Creamy Crockpot Loaded Baked Potato Soup
This Creamy Crockpot Loaded Baked Potato Soup is like a hug in a bowl, perfect for those cozy family nights. Plus, it’s super easy to make!
Prep Time15 minutes mins
Cook Time8 hours hrs
Total Time8 hours hrs 15 minutes mins
Servings: 6 servings
- 6 large russet potatoes peeled and diced
- 1 onion chopped
- 3 cloves garlic minced
- 8 cups chicken broth
- 1 cup heavy cream
- 2 cups cheddar cheese shredded
- ½ cup sour cream
- Salt and pepper to taste
- ½ cup chopped chives
- 1 cup crispy bacon bits
- Butter and olive oil for sautéing
Sauté the chopped onion and minced garlic in a mix of butter and olive oil until soft and fragrant.
Transfer the sautéed onions and garlic to the slow cooker, and add diced potatoes and chicken broth.

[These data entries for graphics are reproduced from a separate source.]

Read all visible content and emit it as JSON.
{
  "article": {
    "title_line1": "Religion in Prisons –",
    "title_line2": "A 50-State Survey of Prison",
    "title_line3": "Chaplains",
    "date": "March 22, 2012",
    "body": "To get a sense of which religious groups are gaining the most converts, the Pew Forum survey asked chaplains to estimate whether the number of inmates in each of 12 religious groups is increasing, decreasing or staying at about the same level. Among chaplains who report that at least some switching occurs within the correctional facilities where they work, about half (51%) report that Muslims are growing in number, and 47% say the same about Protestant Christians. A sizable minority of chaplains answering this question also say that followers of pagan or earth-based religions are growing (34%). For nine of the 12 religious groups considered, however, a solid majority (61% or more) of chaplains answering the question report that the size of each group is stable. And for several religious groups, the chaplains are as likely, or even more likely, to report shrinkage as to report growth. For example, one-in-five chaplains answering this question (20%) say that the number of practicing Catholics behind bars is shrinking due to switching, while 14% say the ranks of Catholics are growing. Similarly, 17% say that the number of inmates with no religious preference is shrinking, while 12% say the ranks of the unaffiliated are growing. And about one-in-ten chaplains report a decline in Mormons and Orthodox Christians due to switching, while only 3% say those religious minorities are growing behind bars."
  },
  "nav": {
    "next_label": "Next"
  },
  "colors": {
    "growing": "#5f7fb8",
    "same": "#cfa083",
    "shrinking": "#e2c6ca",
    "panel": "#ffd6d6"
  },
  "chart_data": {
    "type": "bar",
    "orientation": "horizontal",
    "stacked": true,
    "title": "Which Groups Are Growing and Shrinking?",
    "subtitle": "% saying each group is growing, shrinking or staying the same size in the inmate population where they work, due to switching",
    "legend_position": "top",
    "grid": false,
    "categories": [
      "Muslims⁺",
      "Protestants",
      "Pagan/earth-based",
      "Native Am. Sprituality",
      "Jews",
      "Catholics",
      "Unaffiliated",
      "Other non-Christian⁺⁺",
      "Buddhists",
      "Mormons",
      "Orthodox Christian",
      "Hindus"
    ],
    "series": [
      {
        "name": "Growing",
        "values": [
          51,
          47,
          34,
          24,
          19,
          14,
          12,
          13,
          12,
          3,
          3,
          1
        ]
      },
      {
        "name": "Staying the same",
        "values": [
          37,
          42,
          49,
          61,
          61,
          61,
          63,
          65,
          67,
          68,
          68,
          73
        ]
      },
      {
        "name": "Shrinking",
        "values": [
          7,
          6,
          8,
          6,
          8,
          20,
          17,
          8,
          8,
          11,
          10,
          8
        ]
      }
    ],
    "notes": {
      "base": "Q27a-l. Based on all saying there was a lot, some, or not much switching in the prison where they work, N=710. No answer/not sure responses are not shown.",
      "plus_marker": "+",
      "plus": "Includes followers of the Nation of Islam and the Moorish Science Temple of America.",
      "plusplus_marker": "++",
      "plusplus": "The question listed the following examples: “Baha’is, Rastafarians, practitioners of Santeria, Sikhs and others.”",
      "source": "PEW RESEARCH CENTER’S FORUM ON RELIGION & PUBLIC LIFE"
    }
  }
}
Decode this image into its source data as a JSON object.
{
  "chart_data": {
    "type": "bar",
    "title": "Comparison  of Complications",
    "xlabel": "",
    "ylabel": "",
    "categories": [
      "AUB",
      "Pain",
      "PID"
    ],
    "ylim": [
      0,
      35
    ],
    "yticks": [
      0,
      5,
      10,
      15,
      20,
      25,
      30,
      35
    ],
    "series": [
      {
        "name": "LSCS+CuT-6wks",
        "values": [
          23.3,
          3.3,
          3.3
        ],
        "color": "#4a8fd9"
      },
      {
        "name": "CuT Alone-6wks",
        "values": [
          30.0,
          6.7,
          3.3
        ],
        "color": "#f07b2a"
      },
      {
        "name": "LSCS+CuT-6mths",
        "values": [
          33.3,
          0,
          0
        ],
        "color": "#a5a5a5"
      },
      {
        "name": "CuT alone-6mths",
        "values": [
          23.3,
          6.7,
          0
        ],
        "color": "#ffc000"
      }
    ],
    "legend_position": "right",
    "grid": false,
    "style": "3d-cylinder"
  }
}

Season with salt and pepper.
Cook on low for 7-8 hours or high for 4-5 hours until the potatoes are tender.
Partially blend the soup using a potato masher or immersion blender, leaving some chunks for texture.
Stir in heavy cream, shredded cheddar cheese, sour cream, and half of the crispy bacon bits. Cook for an additional 30 minutes on low until creamy.
Serve in bowls, topping with chopped chives, remaining bacon bits, and extra cheese if desired.
- Avoid over-mashing potatoes for a textured soup.
- Use freshly shredded cheese for creaminess.
- Customize with your favorite cheese or toppings.
- Experiment with variations like adding diced ham or chicken for protein or hot sauce for a spicy kick.